Businesses can be wildly successful at change – exponential results could become achievable consistently. Greater profitability, growth in market share, improved customer satisfaction, engaged employees, stakeholder commitment and product innovation all become possible once potential is tapped and actualised. Unfortunately change success statistics suggest otherwise – 60% – 70% of all change efforts fail to deliver their intended outcomes (IBM and many other studies). Dean and Linda Anderson (Beyond Change Management) suggest that poor change leadership is the primary cause of failed change processes and note ten common mistakes made in leading transformation, viz.:

  1. Relevance and Meaning – not overtly linking the change effort to the market and business strategy to create clarity in the minds of stakeholders
  2. Change Governance – not providing clear change leadership roles, structure and decision-making and how the change effort will interface with operations
  3. Strategic Discipline for Change – not providing a strategic discipline for how to lead change across the organisation – no enterprise change agenda, no common change methodology and inadequate infrastructure to execute change successfully
  4. Misdiagnosing Scope – either in magnitude or by initiating only technological or organisational initiatives and neglecting the cultural, mind-set and behavioural requirements
  5. Initiative Alignment and Integration – running the change through multiple separate or competing initiatives rather than aligning all initiatives as one unified effort and ensuring the integration of plans, resources and pace
  6. Capacity – not creating adequate capacity – setting unrealistic, crisis-producing timeframes and then laying the change on top of peoples’ already excessive workloads
  7. Culture – not adequately addressing the organisation’s culture as a major force directly influencing the success of the change
  8. Leadership Modelling – not being willing to change their mind-sets, behaviour or style to overtly model the change that they are asking of the organisation
  9. Human Dynamics – not adequately or proactively attending to the emotional side of change, not designing actions to minimise negative emotional reactions and not attending to them in constructive ways once they occur
  10. Engagement and Communications – not adequately engaging with and communicating to stakeholders, especially early in the change process, relying too heavily on one-way top-down communication, engaging stakeholders only after the design is complete

In order to overcome these common mistakes in change initiatives, business leaders need to give comprehensive attention, focus and energy to the following:

  1. The Parameters of the Change – the scope and organisational focus of the change structure, strategy, culture, business process, product line-up, technology or service.

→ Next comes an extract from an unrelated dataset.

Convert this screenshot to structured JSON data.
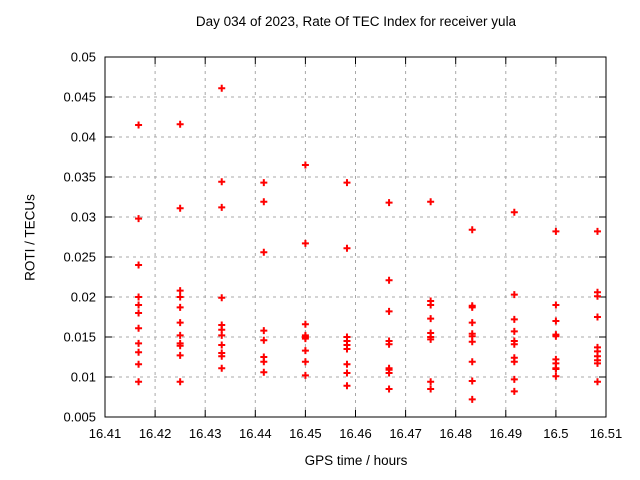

The same need to be “workshopped”, clearly defined and communicated throughout the entire organisation, linking clearly to intended strategic outcomes.
  2. The People in the Change – leading the human dynamics of change: peoples’ mind-sets, commitment, emotional fears and disposition, behaviour, engagement levels, quality of relationships, politics and cultural dynamics impacting the change.
  3. The Process of the Change – the planning, design and implementation of the change. This includes adjusting to the way it unfolds, project management, governance, fulfilling an integration strategy and course corrections.

Business leadership can overcome the common mistakes made in change initiatives by focusing on the parameters, people and processes of the intended change. People and process dynamics are highly interdependent – change leaders thus need to engage content experts, other stakeholders and all employees to ensure the success of the change effort.